For a number of biologists and ethologists who have spent their careers studying elephant behavior, the attacks have become so abnormal in both number and kind that they can no longer be attributed entirely to the customary factors. Typically, elephant researchers have cited, as a cause of aggression, the high levels of testosterone in newly matured male elephants or the competition for land and resources between elephants and humans. But in ‘‘Elephant Breakdown,’’ a 2005 essay in the journal Nature, Bradshaw and several colleagues argued that today’s elephant populations are suffering from a form of chronic stress, a kind of species-wide trauma. Decades of poaching and culling and habitat loss, they claim, have so disrupted the intricate web of familial and societal relations by which young elephants have traditionally been raised in the wild, and by which established elephant herds are governed, that what we are now witnessing is nothing less than a precipitous collapse of elephant culture.
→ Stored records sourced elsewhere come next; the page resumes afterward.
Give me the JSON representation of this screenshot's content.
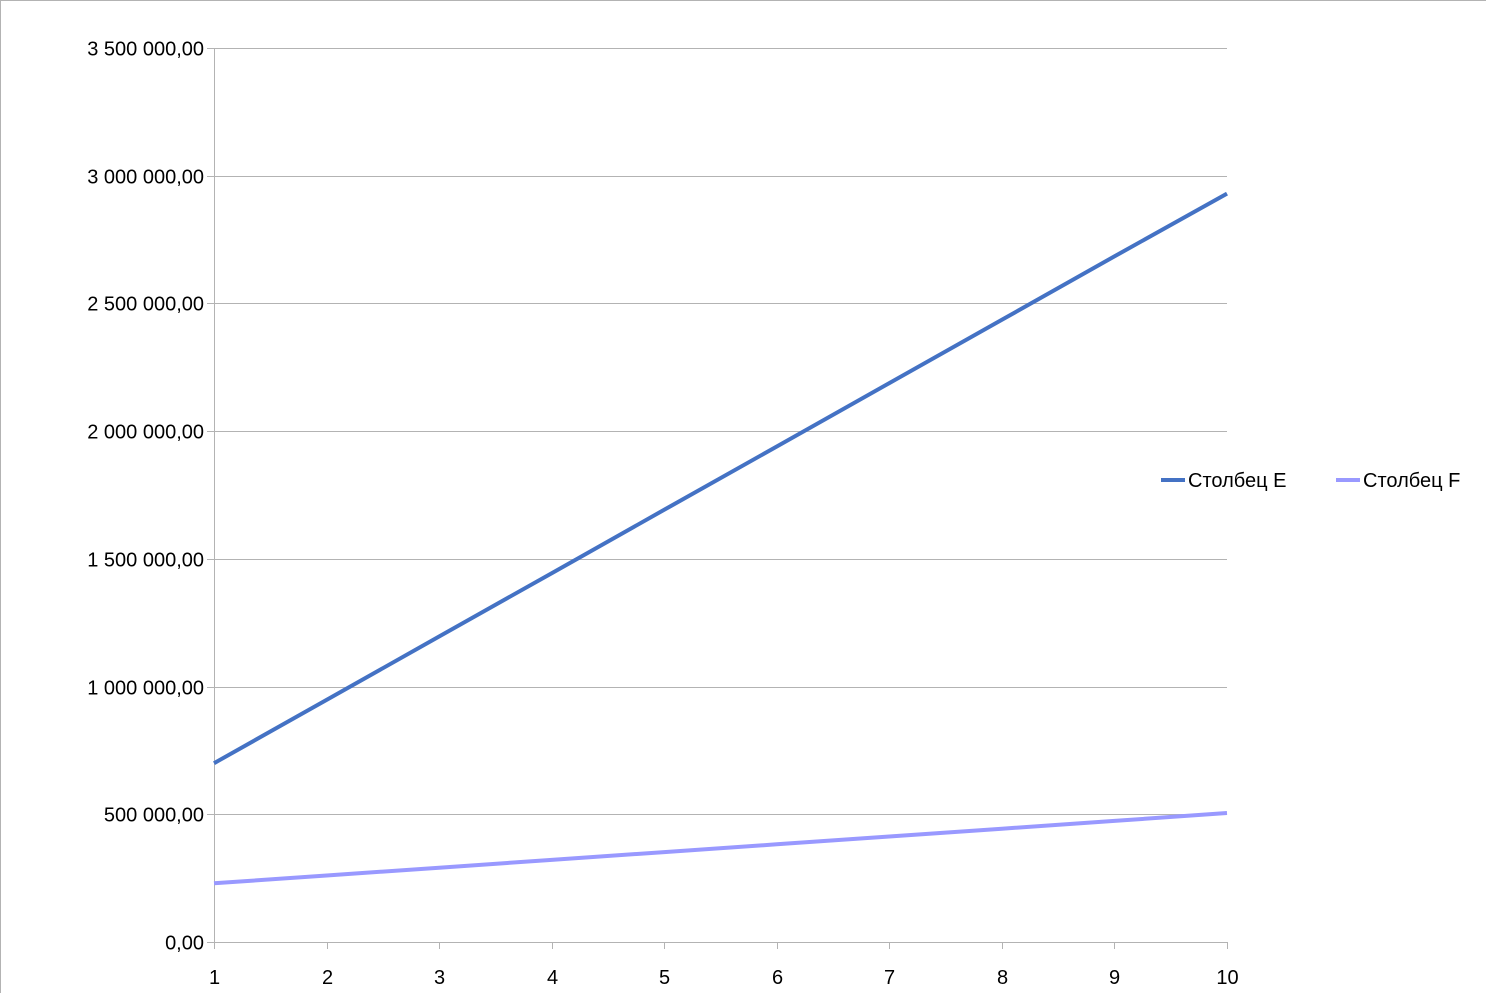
{
  "chart_data": {
    "type": "line",
    "title": "",
    "xlabel": "",
    "ylabel": "",
    "x": [
      1,
      2,
      3,
      4,
      5,
      6,
      7,
      8,
      9,
      10
    ],
    "xlim": [
      1,
      10
    ],
    "ylim": [
      0,
      3500000
    ],
    "x_tick_labels": [
      "1",
      "2",
      "3",
      "4",
      "5",
      "6",
      "7",
      "8",
      "9",
      "10"
    ],
    "y_ticks": [
      0,
      500000,
      1000000,
      1500000,
      2000000,
      2500000,
      3000000,
      3500000
    ],
    "y_tick_labels": [
      "0,00",
      "500 000,00",
      "1 000 000,00",
      "1 500 000,00",
      "2 000 000,00",
      "2 500 000,00",
      "3 000 000,00",
      "3 500 000,00"
    ],
    "grid": "horizontal",
    "legend_position": "right",
    "series": [
      {
        "name": "Столбец E",
        "color": "#4472c4",
        "values": [
          700000,
          948000,
          1196000,
          1444000,
          1692000,
          1940000,
          2188000,
          2436000,
          2684000,
          2930000
        ]
      },
      {
        "name": "Столбец F",
        "color": "#9999ff",
        "values": [
          230000,
          260500,
          291000,
          321500,
          352000,
          382500,
          413000,
          443500,
          474000,
          505000
        ]
      }
    ]
  }
}
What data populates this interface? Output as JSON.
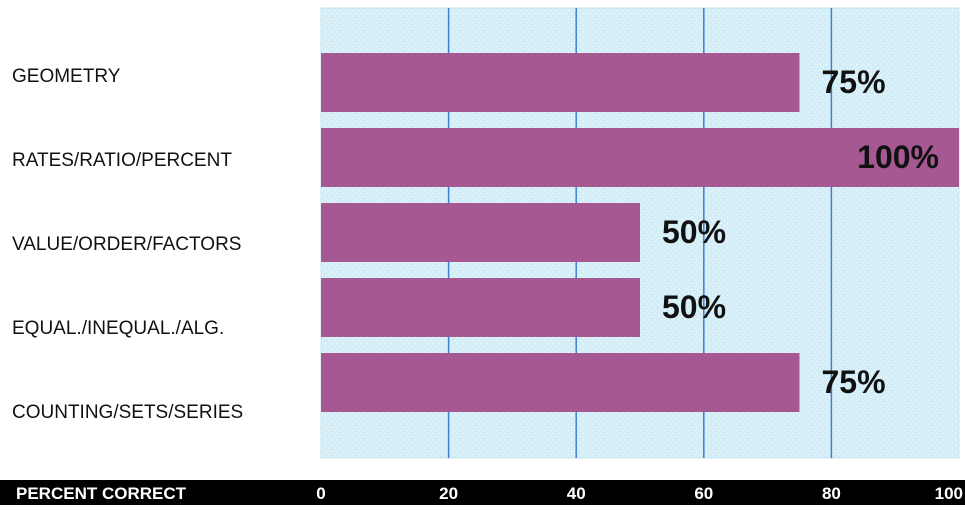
{
  "chart_data": {
    "type": "bar",
    "orientation": "horizontal",
    "categories": [
      "GEOMETRY",
      "RATES/RATIO/PERCENT",
      "VALUE/ORDER/FACTORS",
      "EQUAL./INEQUAL./ALG.",
      "COUNTING/SETS/SERIES"
    ],
    "values": [
      75,
      100,
      50,
      50,
      75
    ],
    "value_labels": [
      "75%",
      "100%",
      "50%",
      "50%",
      "75%"
    ],
    "xlabel": "PERCENT CORRECT",
    "ylabel": "",
    "xlim": [
      0,
      100
    ],
    "xticks": [
      "0",
      "20",
      "40",
      "60",
      "80",
      "100"
    ],
    "grid": true,
    "legend": "none",
    "colors": {
      "bar": "#a65893",
      "plot_background": "#d4eef7",
      "gridline": "#3f7fcf",
      "axis_band": "#000000",
      "axis_text": "#ffffff",
      "label_text": "#111111"
    }
  }
}
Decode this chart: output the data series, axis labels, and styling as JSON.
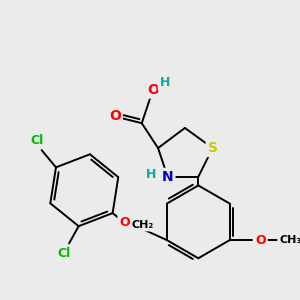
{
  "bg_color": "#ebebeb",
  "fig_size": [
    3.0,
    3.0
  ],
  "dpi": 100,
  "atom_colors": {
    "C": "#000000",
    "H": "#00aaaa",
    "O": "#ff0000",
    "N": "#0000cc",
    "S": "#cccc00",
    "Cl": "#00bb00"
  },
  "bond_color": "#000000",
  "bond_width": 1.4,
  "font_size": 10
}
It has long been apparent that every large, land-based animal on this planet is ultimately fighting a losing battle with humankind. And yet entirely befitting of an animal with such a highly developed sensibility, a deep-rooted sense of family and, yes, such a good long-term memory, the elephant is not going out quietly. It is not leaving without making some kind of statement, one to which scientists from a variety of disciplines, including human psychology, are now beginning to pay close attention.